Chancellor buyout to cost ND taxpayers nearly $1M
BISMARCK (AP) – The buyout of North Dakota University System Chancellor Hamid Shirvani’s contract will cost state taxpayers nearly $1 million.
The Board of Higher Education voted Monday to buy out Shirvani’s contract, after a tumultuous year in which he was accused by some detractors of having an overbearing management style. State Attorney General Wayne Stenehjem also said Shirvani and the state Board of Higher Education violated open meeting laws.
Shirvani said he had been given a mandate to overhaul the state’s higher education system and was just doing his job. Shirvani, a native of Iran, told KXMB-TV and The Forum newspaper that he has been subjected not only to criticism about his leadership style but also to racial slurs and profanity.
“It has just been hell,” he told the TV station.
His $925,377 buyout includes the two final years of Shirvani’s three-year contract, health insurance and retirement benefits, and compensation for annual leave time, according to Laura Glatt, vice chancellor for administrative affairs.
The money will come from the university system’s budget, according to spokeswoman Linda Donlin. The agency also is paying an undetermined amount to an outside attorney that handled the negotiations.
Minneapolis-based attorney Sara McGrane was hired because university system attorneys report to the chancellor and a third party was needed to avoid any conflict of interest, Donlin told The Bismarck Tribune.
Shirvani is stepping down July 15, though he will be available to the university system staff and the Board of Higher Education until January. He will get the buyout money even if he takes another job, according to The Forum.
Shirvani told KXMB that he should have left months ago.

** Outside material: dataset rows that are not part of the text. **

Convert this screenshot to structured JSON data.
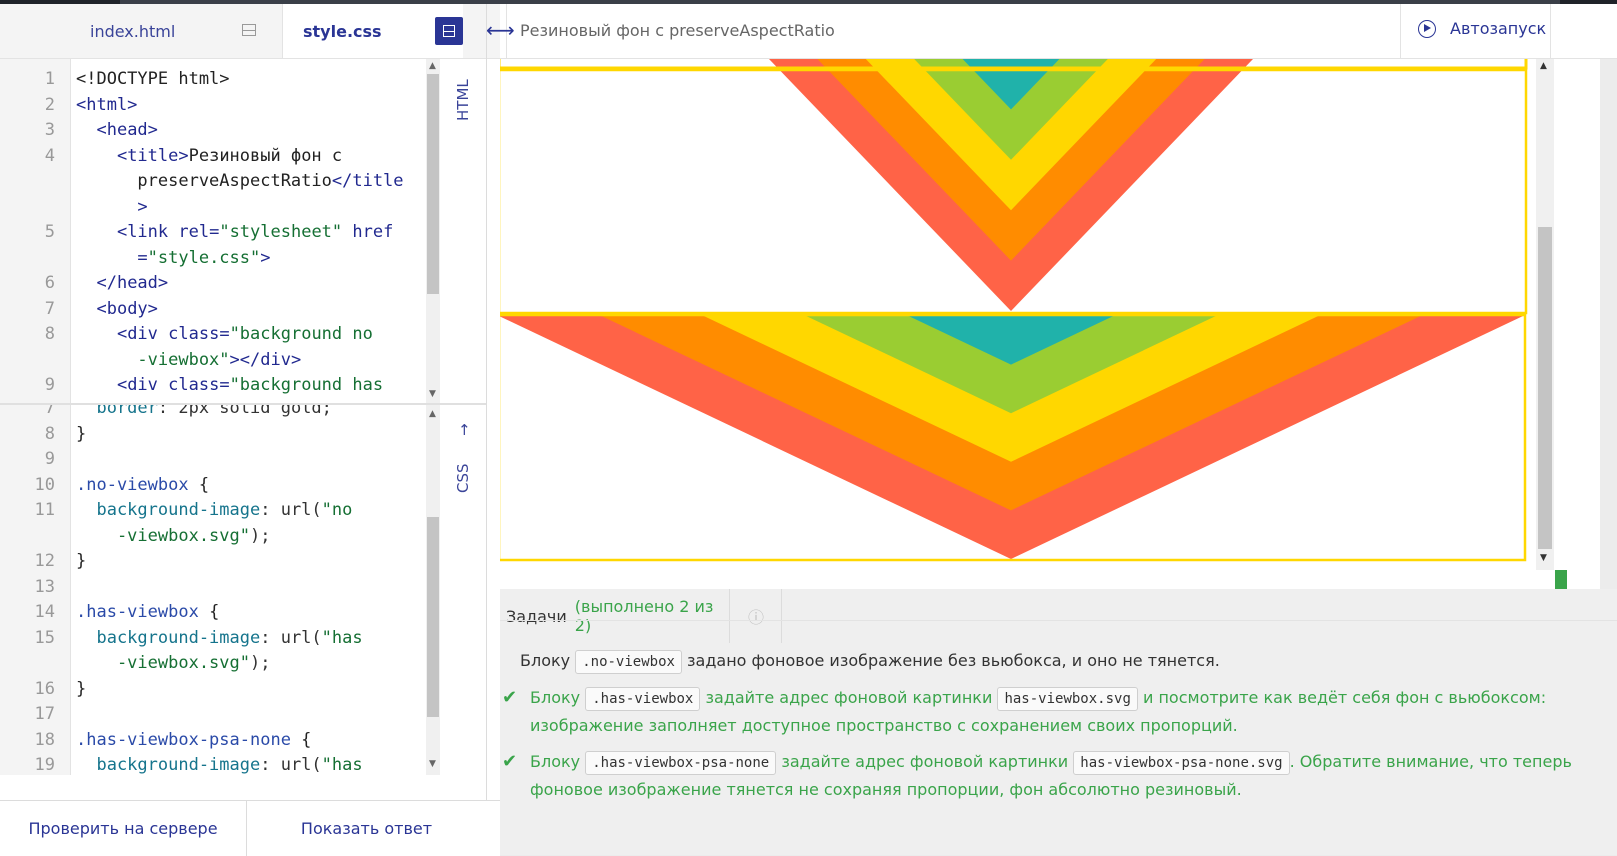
{
  "tabs": {
    "index": "index.html",
    "style": "style.css"
  },
  "side_labels": {
    "html": "HTML",
    "css": "CSS"
  },
  "html_code": {
    "lines": [
      {
        "n": "1",
        "parts": [
          [
            "t-txt",
            "<!DOCTYPE html>"
          ]
        ]
      },
      {
        "n": "2",
        "parts": [
          [
            "t-tag",
            "<html>"
          ]
        ]
      },
      {
        "n": "3",
        "parts": [
          [
            "t-txt",
            "  "
          ],
          [
            "t-tag",
            "<head>"
          ]
        ]
      },
      {
        "n": "4",
        "parts": [
          [
            "t-txt",
            "    "
          ],
          [
            "t-tag",
            "<title>"
          ],
          [
            "t-txt",
            "Резиновый фон с"
          ]
        ]
      },
      {
        "n": "",
        "parts": [
          [
            "t-txt",
            "      preserveAspectRatio"
          ],
          [
            "t-tag",
            "</title"
          ]
        ]
      },
      {
        "n": "",
        "parts": [
          [
            "t-tag",
            "      >"
          ]
        ]
      },
      {
        "n": "5",
        "parts": [
          [
            "t-txt",
            "    "
          ],
          [
            "t-tag",
            "<link "
          ],
          [
            "t-attr",
            "rel="
          ],
          [
            "t-str",
            "\"stylesheet\""
          ],
          [
            "t-attr",
            " href"
          ]
        ]
      },
      {
        "n": "",
        "parts": [
          [
            "t-attr",
            "      ="
          ],
          [
            "t-str",
            "\"style.css\""
          ],
          [
            "t-tag",
            ">"
          ]
        ]
      },
      {
        "n": "6",
        "parts": [
          [
            "t-txt",
            "  "
          ],
          [
            "t-tag",
            "</head>"
          ]
        ]
      },
      {
        "n": "7",
        "parts": [
          [
            "t-txt",
            "  "
          ],
          [
            "t-tag",
            "<body>"
          ]
        ]
      },
      {
        "n": "8",
        "parts": [
          [
            "t-txt",
            "    "
          ],
          [
            "t-tag",
            "<div "
          ],
          [
            "t-attr",
            "class="
          ],
          [
            "t-str",
            "\"background no"
          ]
        ]
      },
      {
        "n": "",
        "parts": [
          [
            "t-str",
            "      -viewbox\""
          ],
          [
            "t-tag",
            "></div>"
          ]
        ]
      },
      {
        "n": "9",
        "parts": [
          [
            "t-txt",
            "    "
          ],
          [
            "t-tag",
            "<div "
          ],
          [
            "t-attr",
            "class="
          ],
          [
            "t-str",
            "\"background has"
          ]
        ]
      }
    ]
  },
  "css_code": {
    "lines": [
      {
        "n": "7",
        "parts": [
          [
            "t-prop",
            "  border"
          ],
          [
            "t-val",
            ": 2px solid gold;"
          ]
        ]
      },
      {
        "n": "8",
        "parts": [
          [
            "t-brace",
            "}"
          ]
        ]
      },
      {
        "n": "9",
        "parts": [
          [
            "t-txt",
            ""
          ]
        ]
      },
      {
        "n": "10",
        "parts": [
          [
            "t-sel",
            ".no-viewbox"
          ],
          [
            "t-brace",
            " {"
          ]
        ]
      },
      {
        "n": "11",
        "parts": [
          [
            "t-prop",
            "  background-image"
          ],
          [
            "t-val",
            ": url("
          ],
          [
            "t-str",
            "\"no"
          ]
        ]
      },
      {
        "n": "",
        "parts": [
          [
            "t-str",
            "    -viewbox.svg\""
          ],
          [
            "t-val",
            ");"
          ]
        ]
      },
      {
        "n": "12",
        "parts": [
          [
            "t-brace",
            "}"
          ]
        ]
      },
      {
        "n": "13",
        "parts": [
          [
            "t-txt",
            ""
          ]
        ]
      },
      {
        "n": "14",
        "parts": [
          [
            "t-sel",
            ".has-viewbox"
          ],
          [
            "t-brace",
            " {"
          ]
        ]
      },
      {
        "n": "15",
        "parts": [
          [
            "t-prop",
            "  background-image"
          ],
          [
            "t-val",
            ": url("
          ],
          [
            "t-str",
            "\"has"
          ]
        ]
      },
      {
        "n": "",
        "parts": [
          [
            "t-str",
            "    -viewbox.svg\""
          ],
          [
            "t-val",
            ");"
          ]
        ]
      },
      {
        "n": "16",
        "parts": [
          [
            "t-brace",
            "}"
          ]
        ]
      },
      {
        "n": "17",
        "parts": [
          [
            "t-txt",
            ""
          ]
        ]
      },
      {
        "n": "18",
        "parts": [
          [
            "t-sel",
            ".has-viewbox-psa-none"
          ],
          [
            "t-brace",
            " {"
          ]
        ]
      },
      {
        "n": "19",
        "parts": [
          [
            "t-prop",
            "  background-image"
          ],
          [
            "t-val",
            ": url("
          ],
          [
            "t-str",
            "\"has"
          ]
        ]
      }
    ]
  },
  "buttons": {
    "check": "Проверить на сервере",
    "answer": "Показать ответ"
  },
  "preview": {
    "title": "Резиновый фон с preserveAspectRatio",
    "autorun": "Автозапуск",
    "resize_glyph": "⟷"
  },
  "tasks": {
    "tab_label": "Задачи",
    "tab_status": "(выполнено 2 из 2)",
    "info_glyph": "ⓘ",
    "intro": {
      "a": "Блоку",
      "chip1": ".no-viewbox",
      "b": "задано фоновое изображение без вьюбокса, и оно не тянется."
    },
    "task1": {
      "a": "Блоку",
      "chip1": ".has-viewbox",
      "b": "задайте адрес фоновой картинки",
      "chip2": "has-viewbox.svg",
      "c": "и посмотрите как ведёт себя фон с вьюбоксом:",
      "d": "изображение заполняет доступное пространство с сохранением своих пропорций."
    },
    "task2": {
      "a": "Блоку",
      "chip1": ".has-viewbox-psa-none",
      "b": "задайте адрес фоновой картинки",
      "chip2": "has-viewbox-psa-none.svg",
      "c": ". Обратите внимание, что теперь",
      "d": "фоновое изображение тянется не сохраняя пропорции, фон абсолютно резиновый."
    },
    "check_glyph": "✔"
  },
  "colors": {
    "stripes": [
      "#ff6347",
      "#ff8c00",
      "#ffd700",
      "#9acd32",
      "#20b2aa"
    ],
    "frame": "#ffd700",
    "accent": "#2a3595",
    "done": "#3aa44a"
  }
}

“Retrospectively, that was my second-biggest mistake,” he said. “The first one was I should have never taken this job.”
The Forum has asked Stenehjem to issue an opinion on whether the executive session the Board of Higher Education held prior to approving the contract buyout was lawful under the state’s open meeting laws. The board cited an exemption for discussions about contract negotiations.